Thank you for your strongly positive review and for highlighting the novelty, clarity, and thorough experimental design of our work. We have carefully considered your two main comments, both of which guided additional discussion and improvements in the final version of the paper. These insights have helped us better refine our manuscript. We look forward to seeing how this work inspires new lines of inquiry and contributes to the continued advancement of Bayesian optimization.

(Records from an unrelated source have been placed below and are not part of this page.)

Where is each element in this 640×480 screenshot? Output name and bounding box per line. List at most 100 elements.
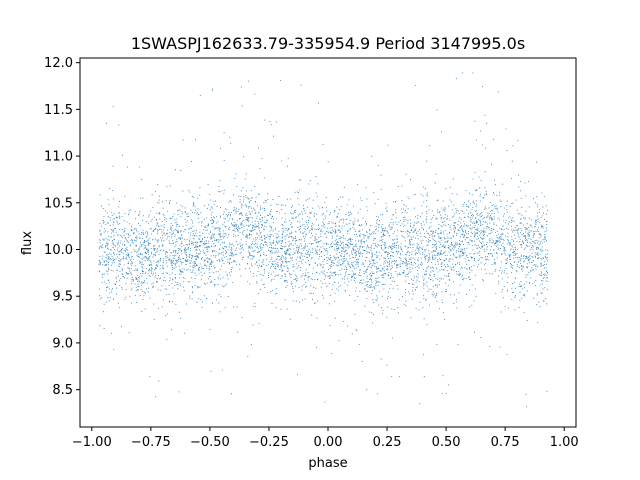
data-point <box>221 247 224 249</box>
data-point <box>397 263 399 265</box>
data-point <box>357 274 359 276</box>
data-point <box>217 276 219 278</box>
data-point <box>252 207 254 209</box>
data-point <box>316 346 318 348</box>
data-point <box>457 344 459 346</box>
data-point <box>531 261 533 263</box>
data-point <box>542 242 544 244</box>
data-point <box>326 210 328 212</box>
data-point <box>500 236 502 238</box>
data-point <box>141 266 143 268</box>
data-point <box>291 217 293 219</box>
data-point <box>355 243 357 245</box>
data-point <box>212 235 214 237</box>
data-point <box>170 233 172 235</box>
data-point <box>122 275 125 277</box>
data-point <box>226 215 228 217</box>
data-point <box>196 241 199 243</box>
data-point <box>148 256 150 258</box>
data-point <box>498 194 500 196</box>
data-point <box>211 302 214 304</box>
data-point <box>175 252 177 254</box>
data-point <box>159 264 162 266</box>
data-point <box>408 272 410 274</box>
data-point <box>121 243 124 245</box>
data-point <box>539 274 541 276</box>
data-point <box>451 216 453 218</box>
data-point <box>203 282 205 284</box>
data-point <box>512 249 514 251</box>
data-point <box>494 205 496 208</box>
data-point <box>157 233 159 235</box>
data-point <box>175 249 177 251</box>
data-point <box>332 223 334 225</box>
data-point <box>271 279 273 281</box>
data-point <box>108 258 110 260</box>
data-point <box>395 221 397 223</box>
data-point <box>228 213 230 216</box>
data-point <box>473 331 476 333</box>
data-point <box>276 203 278 205</box>
data-point <box>269 261 271 263</box>
data-point <box>267 214 269 217</box>
data-point <box>524 236 527 238</box>
data-point <box>172 301 174 303</box>
data-point <box>339 240 342 242</box>
data-point <box>541 258 543 260</box>
data-point <box>403 208 405 210</box>
data-point <box>372 272 374 274</box>
data-point <box>350 241 352 243</box>
data-point <box>432 295 434 297</box>
data-point <box>391 248 393 250</box>
data-point <box>387 144 389 146</box>
data-point <box>237 234 239 236</box>
data-point <box>475 220 477 222</box>
data-point <box>178 230 180 232</box>
data-point <box>190 262 192 264</box>
data-point <box>473 300 475 302</box>
data-point <box>303 249 305 251</box>
data-point <box>433 273 435 275</box>
data-point <box>197 197 199 199</box>
data-point <box>373 301 375 303</box>
data-point <box>325 206 327 208</box>
data-point <box>345 213 347 216</box>
data-point <box>410 228 412 231</box>
data-point <box>373 286 375 288</box>
data-point <box>255 275 257 277</box>
data-point <box>245 214 247 216</box>
data-point <box>495 263 497 265</box>
data-point <box>287 229 289 231</box>
data-point <box>370 244 373 246</box>
data-point <box>224 236 226 238</box>
data-point <box>178 260 180 263</box>
data-point <box>251 225 253 227</box>
data-point <box>118 279 121 281</box>
data-point <box>338 247 340 249</box>
data-point <box>434 258 436 260</box>
data-point <box>299 213 301 215</box>
data-point <box>474 288 476 290</box>
data-point <box>210 235 213 237</box>
data-point <box>492 204 494 206</box>
data-point <box>150 262 152 264</box>
data-point <box>381 241 383 243</box>
data-point <box>123 235 125 237</box>
data-point <box>352 276 354 278</box>
data-point <box>174 228 176 230</box>
data-point <box>282 230 284 232</box>
data-point <box>497 211 499 213</box>
data-point <box>104 210 107 212</box>
data-point <box>373 191 375 194</box>
data-point <box>485 221 487 223</box>
data-point <box>377 267 379 269</box>
data-point <box>336 253 338 255</box>
data-point <box>390 245 392 247</box>
data-point <box>222 276 224 278</box>
data-point <box>384 248 386 250</box>
data-point <box>254 185 256 187</box>
data-point <box>541 279 543 282</box>
data-point <box>539 221 541 223</box>
data-point <box>349 257 351 259</box>
data-point <box>180 231 182 233</box>
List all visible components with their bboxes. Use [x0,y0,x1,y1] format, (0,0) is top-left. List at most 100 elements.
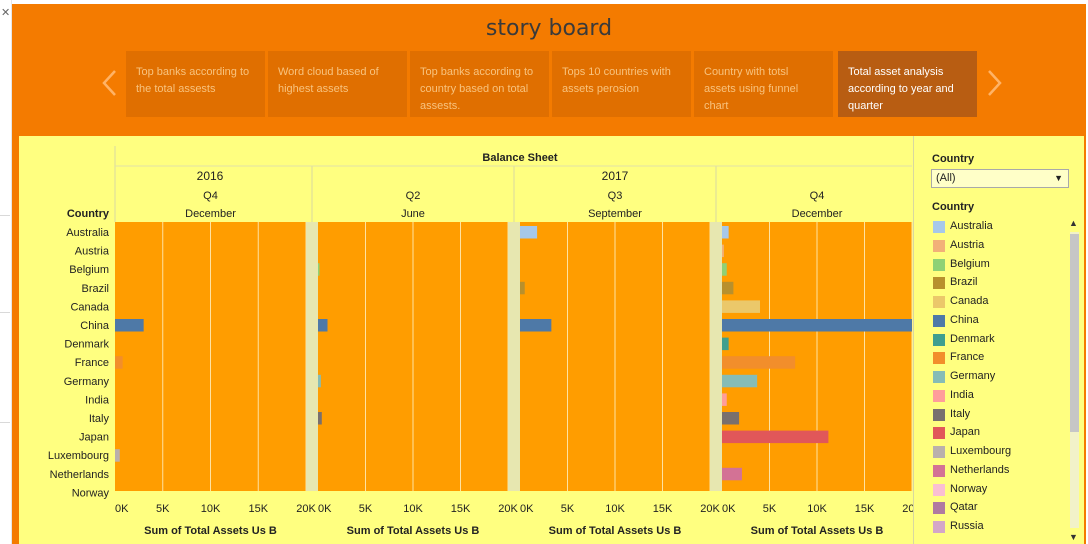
month-label: June [401,208,425,220]
x-tick-label: 20K [700,503,720,515]
legend-swatch [933,258,945,271]
x-tick-label: 10K [807,503,827,515]
legend-label: Brazil [950,276,978,289]
legend-item[interactable]: Luxembourg [931,443,1061,462]
legend-item[interactable]: Qatar [931,499,1061,518]
legend-item[interactable]: Russia [931,518,1061,537]
story-point-4[interactable]: Tops 10 countries with assets perosion [552,51,691,117]
legend-item[interactable]: Belgium [931,256,1061,275]
row-label: France [75,357,109,369]
legend-label: Denmark [950,332,995,345]
month-label: December [185,208,236,220]
legend-swatch [933,352,945,365]
bar-china [722,319,912,332]
bar-germany [318,374,321,388]
legend-swatch [933,521,945,533]
legend-item[interactable]: Italy [931,406,1061,425]
x-axis-title: Sum of Total Assets Us B [751,525,884,537]
bar-france [722,356,796,369]
legend-item[interactable]: India [931,387,1061,406]
x-tick-label: 0K [318,503,332,515]
x-tick-label: 15K [653,503,673,515]
bar-austria [722,244,724,258]
quarter-label: Q4 [203,190,218,202]
story-content: Balance Sheet Country 2016 2017 Q4 December Q2… [19,136,1084,544]
year-label: 2016 [197,169,224,183]
x-tick-label: 20K [296,503,316,515]
caret-down-icon[interactable]: ▼ [1054,173,1063,183]
bar-canada [722,300,760,313]
legend-item[interactable]: Australia [931,218,1061,237]
x-tick-label: 0K [520,503,534,515]
legend-swatch [933,446,945,458]
legend-swatch [933,296,945,308]
legend-item[interactable]: China [931,312,1061,331]
x-axis-title: Sum of Total Assets Us B [549,525,682,537]
legend-item[interactable]: Norway [931,481,1061,500]
story-title: story board [485,16,613,41]
legend-swatch [933,277,945,290]
bar-australia [722,226,729,239]
x-tick-label: 10K [605,503,625,515]
row-label: India [85,394,110,406]
x-tick-label: 15K [248,503,268,515]
close-icon[interactable]: ✕ [1,7,11,19]
legend-item[interactable]: Germany [931,368,1061,387]
legend-item[interactable]: France [931,349,1061,368]
row-label: Belgium [69,264,109,276]
legend-swatch [933,314,945,327]
story-point-5[interactable]: Country with totsl assets using funnel c… [694,51,833,117]
bar-denmark [722,337,729,351]
bar-india [722,393,727,406]
legend-scrollbar[interactable]: ▲ ▼ [1068,218,1080,542]
legend-item[interactable]: Austria [931,237,1061,256]
x-tick-label: 20K [902,503,913,515]
legend-label: Japan [950,426,980,439]
scroll-down-icon[interactable]: ▼ [1069,532,1078,542]
bar-belgium [318,263,320,276]
legend-item[interactable]: Denmark [931,331,1061,350]
story-point-6[interactable]: Total asset analysis according to year a… [838,51,977,117]
legend-swatch [933,464,945,477]
legend-label: Austria [950,238,985,251]
legend-swatch [933,221,945,233]
legend-label: Norway [950,482,988,495]
bar-brazil [520,281,525,295]
legend-label: Germany [950,370,996,382]
chevron-left-icon[interactable] [99,68,121,98]
row-label: Brazil [81,283,109,295]
x-tick-label: 15K [451,503,471,515]
row-label: Germany [64,376,110,388]
edge-divider [0,215,10,216]
legend-label: Qatar [950,501,978,514]
legend-item[interactable]: Netherlands [931,462,1061,481]
story-point-3[interactable]: Top banks according to country based on … [410,51,549,117]
quarter-label: Q2 [406,190,421,202]
x-tick-label: 10K [403,503,423,515]
scroll-thumb[interactable] [1070,234,1079,432]
row-label: Netherlands [50,469,110,481]
legend-label: Belgium [950,257,990,270]
bar-belgium [722,263,727,276]
bar-germany [722,374,758,388]
x-axis-title: Sum of Total Assets Us B [347,525,480,537]
legend-label: India [950,388,974,401]
chart-title: Balance Sheet [482,152,558,164]
story-point-2[interactable]: Word cloud based of highest assets [268,51,407,117]
legend-swatch [933,502,945,515]
story-point-1[interactable]: Top banks according to the total assests [126,51,265,117]
chevron-right-icon[interactable] [983,68,1005,98]
legend-swatch [933,239,945,252]
scroll-up-icon[interactable]: ▲ [1069,218,1078,228]
x-tick-label: 0K [722,503,736,515]
legend-item[interactable]: Japan [931,424,1061,443]
legend-label: Netherlands [950,463,1010,476]
x-tick-label: 5K [156,503,170,515]
filter-title: Country [932,153,975,165]
country-filter-select[interactable]: (All) ▼ [931,169,1069,188]
legend-item[interactable]: Canada [931,293,1061,312]
legend-swatch [933,333,945,346]
legend-item[interactable]: Brazil [931,274,1061,293]
x-tick-label: 15K [855,503,875,515]
legend-label: Italy [950,407,971,420]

  1. On Incorporating Arbitrary Acquisition Functions. You raise an important question regarding the integration of an arbitrary acquisition function into COWBOYS. In essence, our proposed approach is fundamentally different from traditional BO settings that rely on standard utility-based acquisition functions. Here, we move away from maximizing an acquisition function over a constrained set of equally likely structures. Instead, we explore searching over an entire distribution (as modeled by the VAE) of likely structures. Because of this distribution-based view, conventional acquisition functions (e.g., Expected Improvement or Probability of Improvement) cannot be directly applied without inheriting the same limitations found in current LSBO methods, most notably their disregard for the distribution provided by the VAE. One of our paper’s main contributions is precisely to handle this distribution by replacing maximization-based strategies with a sampling-based approach (Equation 3). While Equation 3 does resemble Probability of Improvement (a point now greatly elaborated in the final version), adapting more sophisticated acquisition schemes is indeed an exciting direction for future research. For instance, we could condition the VAE to generate samples for which an alternative acquisition criterion (e.g., EI) exceeds a certain threshold. Determining this threshold adaptively would open up further avenues, possibly guided by theoretical regret analyses to explain COWBOYS’ strong empirical performance. We believe these avenues will become fertile ground for future studies that aim to bridge existing BO theory with generative models in complex, high-dimensional design spaces.
  2. Generalizability of COWBOYS Beyond Molecular Design and Drug Discovery. Please see our response to vn27 for a discussion of the significant potential of COWBOYS in different domains.
最终决定

This paper revisits a popular approach to Bayesian optimisation in structured spaces, combining a probabilistic model for property prediction with a latent space of an autoencoder. The decoupled approach here is likely to be broadly useful in tasks where good GP surrogates exist in data space (including for many molecule and materials generation tasks). After the rebuttal period, all reviewers had a consensus that the paper should be accepted.